EGM Foundry puts physical trade into digital form

EGM Foundry puts physical trade into digital form

EGM Foundry has launched at the trade-finance and technology interface. The business connects physical commodities, cargo control, tokenisation, digital assets, and settlement infrastructure.


IN Brief:

  • EGM Foundry has launched with Patrik Zekkar as co-founder alongside Spyridon Kogkas.
  • The company is focused on physical trade, finance, digital assets, tokenisation, AI, and blockchain infrastructure.
  • Its link to EG Merchants brings access to agricultural supply chains and cargo control.

EGM Foundry has launched as a physical trade, finance, and digital asset infrastructure business, with Patrik Zekkar joining as co-founder after leaving digital trade documentation specialist Enigio.

Zekkar has taken the role of partner at EGM Foundry and is also serving as board member and chief trade infrastructure officer at EG Merchants, the related agricultural commodity trading business.
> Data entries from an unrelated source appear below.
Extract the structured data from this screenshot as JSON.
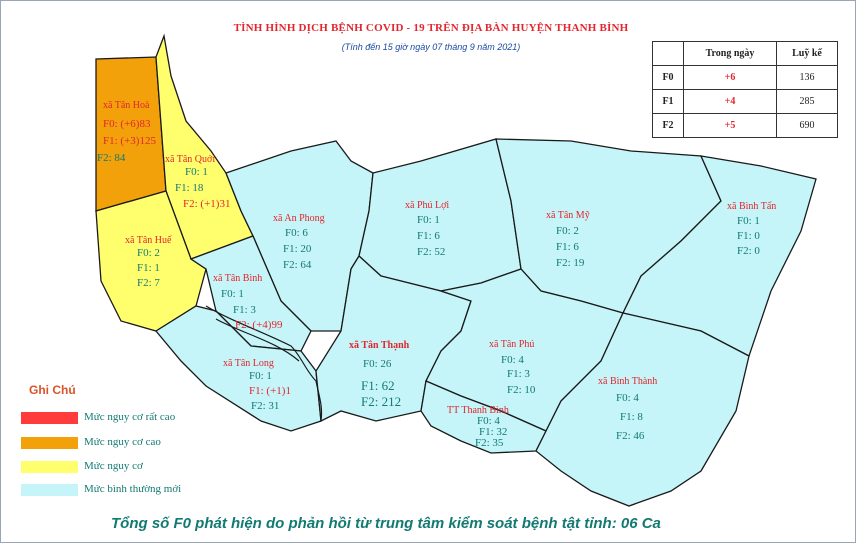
{
  "title": "TÌNH HÌNH DỊCH BỆNH COVID - 19 TRÊN ĐỊA BÀN HUYỆN THANH BÌNH",
  "subtitle": "(Tính đến 15 giờ ngày 07 tháng 9 năm 2021)",
  "colors": {
    "very_high": "#ff3b3b",
    "high": "#f2a10a",
    "medium": "#ffff6e",
    "normal": "#c5f5f8",
    "label_red": "#e3262d",
    "label_teal": "#127a72"
  },
  "stats_table": {
    "headers": [
      "",
      "Trong ngày",
      "Luỹ kế"
    ],
    "rows": [
      {
        "label": "F0",
        "today": "+6",
        "cumulative": "136"
      },
      {
        "label": "F1",
        "today": "+4",
        "cumulative": "285"
      },
      {
        "label": "F2",
        "today": "+5",
        "cumulative": "690"
      }
    ]
  },
  "regions": {
    "tan_hoa": {
      "name": "xã Tân Hoà",
      "f0": "F0: (+6)83",
      "f1": "F1: (+3)125",
      "f2": "F2: 84",
      "level": "high"
    },
    "tan_quoi": {
      "name": "xã Tân Quới",
      "f0": "F0: 1",
      "f1": "F1: 18",
      "f2": "F2: (+1)31",
      "level": "medium"
    },
    "tan_hue": {
      "name": "xã Tân Huế",
      "f0": "F0: 2",
      "f1": "F1: 1",
      "f2": "F2: 7",
      "level": "medium"
    },
    "an_phong": {
      "name": "xã An Phong",
      "f0": "F0: 6",
      "f1": "F1: 20",
      "f2": "F2: 64",
      "level": "normal"
    },
    "phu_loi": {
      "name": "xã Phú Lợi",
      "f0": "F0: 1",
      "f1": "F1: 6",
      "f2": "F2: 52",
      "level": "normal"
    },
    "tan_my": {
      "name": "xã Tân Mỹ",
      "f0": "F0: 2",
      "f1": "F1: 6",
      "f2": "F2: 19",
      "level": "normal"
    },
    "binh_tan": {
      "name": "xã Bình Tấn",
      "f0": "F0: 1",
      "f1": "F1: 0",
      "f2": "F2: 0",
      "level": "normal"
    },
    "tan_binh": {
      "name": "xã Tân Bình",
      "f0": "F0: 1",
      "f1": "F1: 3",
      "f2": "F2: (+4)99",
      "level": "normal"
    },
    "tan_long": {
      "name": "xã Tân Long",
      "f0": "F0: 1",
      "f1": "F1: (+1)1",
      "f2": "F2: 31",
      "level": "normal"
    },
    "tan_thanh": {
      "name": "xã Tân Thạnh",
      "f0": "F0: 26",
      "f1": "F1: 62",
      "f2": "F2: 212",
      "level": "normal"
    },
    "tan_phu": {
      "name": "xã Tân Phú",
      "f0": "F0: 4",
      "f1": "F1: 3",
      "f2": "F2: 10",
      "level": "normal"
    },
    "tt_thanh_binh": {
      "name": "TT Thanh Bình",
      "f0": "F0: 4",
      "f1": "F1: 32",
      "f2": "F2: 35",
      "level": "normal"
    },
    "binh_thanh": {
      "name": "xã Bình Thành",
      "f0": "F0: 4",
      "f1": "F1: 8",
      "f2": "F2: 46",
      "level": "normal"
    }
  },
  "legend": {
    "title": "Ghi Chú",
    "items": [
      {
        "label": "Mức  nguy cơ rất cao",
        "color": "#ff3b3b"
      },
      {
        "label": "Mức  nguy cơ cao",
        "color": "#f2a10a"
      },
      {
        "label": "Mức  nguy cơ",
        "color": "#ffff6e"
      },
      {
        "label": "Mức  bình thường mới",
        "color": "#c5f5f8"
      }
    ]
  },
  "footer": "Tổng số F0 phát hiện do phản hồi từ trung tâm kiểm soát bệnh tật tỉnh: 06 Ca"
}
The structure gives EGM Foundry a direct connection to physical commodity flows rather than leaving it as a standalone technology platform.

The company is focused on turning controlled physical trade into financeable, settlement-ready, and tokenisation-ready programmes. Its areas of work include cargo and document control, counterparty intelligence, agricultural supply chains, AI, blockchain, digital assets, and trade finance infrastructure.

Trade technology has often been slowed by the gap between digital tools and the physical movement of goods. Electronic records, blockchain systems, and finance workflows can reduce friction, but only where they are tied to reliable cargo control, ownership evidence, verified counterparties, enforceable documents, and settlement processes that work across jurisdictions.

Agricultural commodities provide a demanding proving ground for that model. Goods move across borders, quality and origin can affect value, documents carry legal weight, counterparties need checking, and finance often depends on control over goods that are still moving through the supply chain. Digital infrastructure has to match those realities rather than sit above them.

The movement away from paper-based trade has already reached legal and operational pressure points, with electronic trade documents now running into questions of enforceability, liability, and cross-border recognition. EGM Foundry’s focus on physical trade infrastructure sits inside that transition, where digitisation is becoming less about document format and more about trust, control, and execution.

Tokenisation adds another layer. Interest in real-world assets has risen sharply, but trade-backed digital instruments need verified goods, robust governance, and a clear route from cargo movement to financial settlement. Without those controls, tokenisation risks becoming another label attached to weak underlying processes.

EGM Foundry’s connection to EG Merchants could help avoid that weakness by giving the business access to actual commodity movements and commercial trading requirements. Cargo control, document management, counterparty due diligence, and settlement discipline are not peripheral functions in physical trade; they are the basis on which finance can be structured.

The appointment also shows how expertise is moving between trade finance, logistics, commodities, and fintech. Zekkar’s background in digital trade documentation and EG Merchants’ exposure to agricultural flows give EGM Foundry a mix of document infrastructure and physical commodity experience.

Digital trade will be judged increasingly by whether it reduces financing friction, improves visibility, and strengthens control over real goods. EGM Foundry enters the market at a point where novelty is no longer enough. The systems that gain traction will be those that connect technology to cargo, documents, counterparties, and settlement without losing sight of how trade actually moves.